Gaofen-11-03 | Long March 4B

Lift Off Time
(Subject to change)
November 19, 2021 – 01:50 UTC | 09:50 BJT
Mission Name
Gaofen-11-03, a Chinese remote sensing satellite
Launch Provider
(What rocket company is launching it?)
China Aerospace Science Corporation (CASC)
(Who is paying for this?)
China National Space Administration as part of the China High-resolution Earth Observation System
Long March 4B
Launch Location
LC-9, Taiyuan Satellite Launch Center, China
Payload mass
Likely around ~1,100 kg, but a maximum of 2,800 kg (6,100 lbs) based on orbital parameters
Where is the satellite going?
Unknown sun-synchronous orbit, likely ~400 km circular
Will they be attempting to recover the first stage?
No, this is not a capability of the CASC
Where will the first stage land?
It will crash on land in North-West China
Will they be attempting to recover the fairings?
No, this is not a capability of CASC
Are the fairings new?
This will be the:
– 44th launch of a Long March 4B
– 115th orbital launch attempt of 2021
Where to watch:
In the unlikely event of a livestream it will be listed here

What does all this mean?

The China Aerospace Science Corporation will launch an Earth observation satellite on their Long March 4B rocket. The Gaofen-11-03 mission will launch from the Taiyuan Satellite launch center, in China, to a Sun-synchronous low-Earth orbit with an unknown altitude. This launch will mark the 31st launch of a Gaofen satellite.

Gaofen Satellites

The Gaofen constellation is a series of Chinese civilian Earth observation satellites. The constellation currently consists of just over 30 satellites, with the Gaofen 02C satellite failing to reach orbit in September of 2020. The Gaofen constellation will provide Chinese civilians with near real time observations for geographical mapping, resource surveying, environmental research, climate change monitoring, and several other observation activities.

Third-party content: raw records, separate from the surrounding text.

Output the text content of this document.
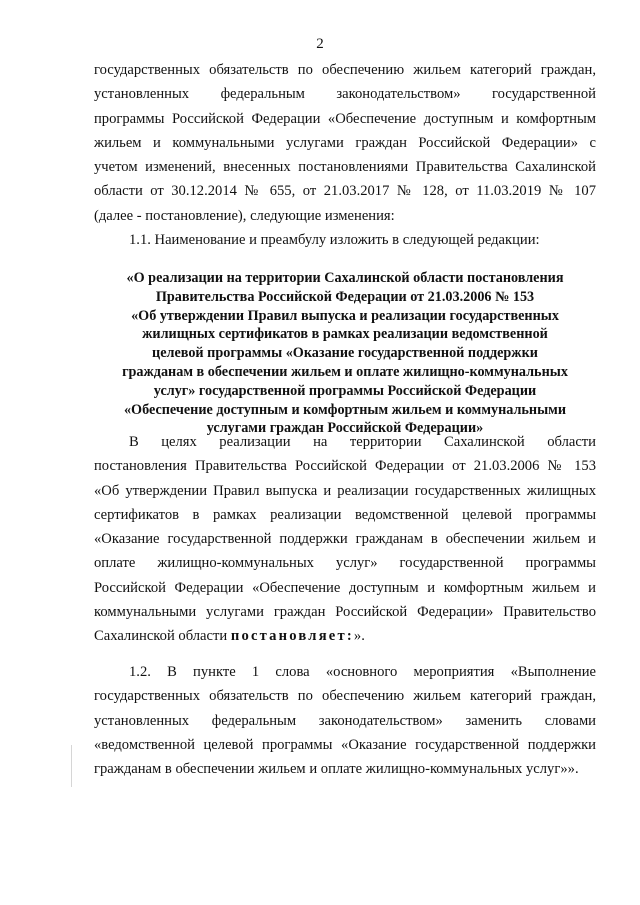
2
государственных обязательств по обеспечению жильем категорий граждан,
установленных федеральным законодательством» государственной
программы Российской Федерации «Обеспечение доступным и комфортным
жильем и коммунальными услугами граждан Российской Федерации» с
учетом изменений, внесенных постановлениями Правительства Сахалинской
области от 30.12.2014 № 655, от 21.03.2017 № 128, от 11.03.2019 № 107
(далее - постановление), следующие изменения:
1.1. Наименование и преамбулу изложить в следующей редакции:
«О реализации на территории Сахалинской области постановления
Правительства Российской Федерации от 21.03.2006 № 153
«Об утверждении Правил выпуска и реализации государственных
жилищных сертификатов в рамках реализации ведомственной
целевой программы «Оказание государственной поддержки
гражданам в обеспечении жильем и оплате жилищно-коммунальных
услуг» государственной программы Российской Федерации
«Обеспечение доступным и комфортным жильем и коммунальными
услугами граждан Российской Федерации»
В целях реализации на территории Сахалинской области
постановления Правительства Российской Федерации от 21.03.2006 № 153
«Об утверждении Правил выпуска и реализации государственных жилищных
сертификатов в рамках реализации ведомственной целевой программы
«Оказание государственной поддержки гражданам в обеспечении жильем и
оплате жилищно-коммунальных услуг» государственной программы
Российской Федерации «Обеспечение доступным и комфортным жильем и
коммунальными услугами граждан Российской Федерации» Правительство
Сахалинской области постановляет:».
1.2. В пункте 1 слова «основного мероприятия «Выполнение
государственных обязательств по обеспечению жильем категорий граждан,
установленных федеральным законодательством» заменить словами
«ведомственной целевой программы «Оказание государственной поддержки
гражданам в обеспечении жильем и оплате жилищно-коммунальных услуг»».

While not much is known about the Gaofen satellites, a lot can be learned from the Gaofen 1 satellites, which are similar. Each satellite has a mass of roughly 1,100 kg (2,400 lbs) and is based on the CAST-2000 extended spacecraft bus. The Gaofen-11-03 satellite has a lifespan of roughly 5 to 8 years and contains two sets of cameras. The first set of high resolution cameras have a swath of roughly 69 km (43 miles) and the second set of wide field of view cameras have a swath of 830 km (516 miles).

The Gaofen-11-03 satellite is also equipped with a 3-axis stabilization which ensures that the satellites are always pointed towards the Earth. Due to this, an individual satellite is able to revisit every part of the Earth in under 4 days.

A Gaofen-1 satellite (Credit: CAST)

What is the Long March 4B?

The Long March 4B is a 3-stage, medium-lift, liquid-fueled rocket, which has been in service since 1999. It uses hypergolic fuels in all three stages. Long March 4B is an expendable launch vehicle, meaning that none of the stages are recovered.

Long March 4B haiyang 2D
Long March 4B (Credit: Wang Jiangbo/Xinhua)

Stage 1

The Long March 4B’s first stage is 27.91 m long, with a diameter of 3.35 m. It uses unsymmetrical dimethyl hydrazine (UDMH) for fuel and nitrogen tetroxide (N204) for an oxidizer. It has four engines designated YF-21C that use the Gas Generator combustion cycle. For more information on different types of engines, check out Everyday Astronaut’s video and article, “Is SpaceX’s Raptor engine the king of rocket engines?”

The YF-21 is a designation that refers to a cluster of four YF-20 engines mounted together. The stage as a whole has a thrust of around 2,960 kN (666,000 lbf). All the engines together have a combined specific impulse of 2,550 m/s (8,400 ft/s).

Stage 2

The second stage has a length of 10.9 m and a diameter of 3.35 m (same as the first stage). It also uses UDMH and N2O4 as fuel and oxidiser, respectively. The stage uses a single YF-24C engine. YF-24C is a designation that refers to a module of a YF-22C main engine and a set of YF-23C Vernier thrusters for attitude control. The YF-22 is the high altitude version of the underlying YF-20 engine used on the first stage. The thrust of the second stage is 742 kN (166,800 lbf). The specific impulse for the stage is 2,942 m/s (9,650 ft/s) for the main propulsion elements and 2,834 m/s (9,300 ft/s) for the Vernier thrusters.

Stage 3

The third stage is 4.79 m tall and has a diameter of 2.9 m. This stage again uses UDMH and N2O4 as for the two previous stages. The stage uses a pair of YF-40 engines. Each of these engines is a dual combustion chamber, in which each combustion chamber can gimbal for control authority. The YF-40 has a thrust of 103 kN (23,000 lbf) and a specific impulse of 303 seconds.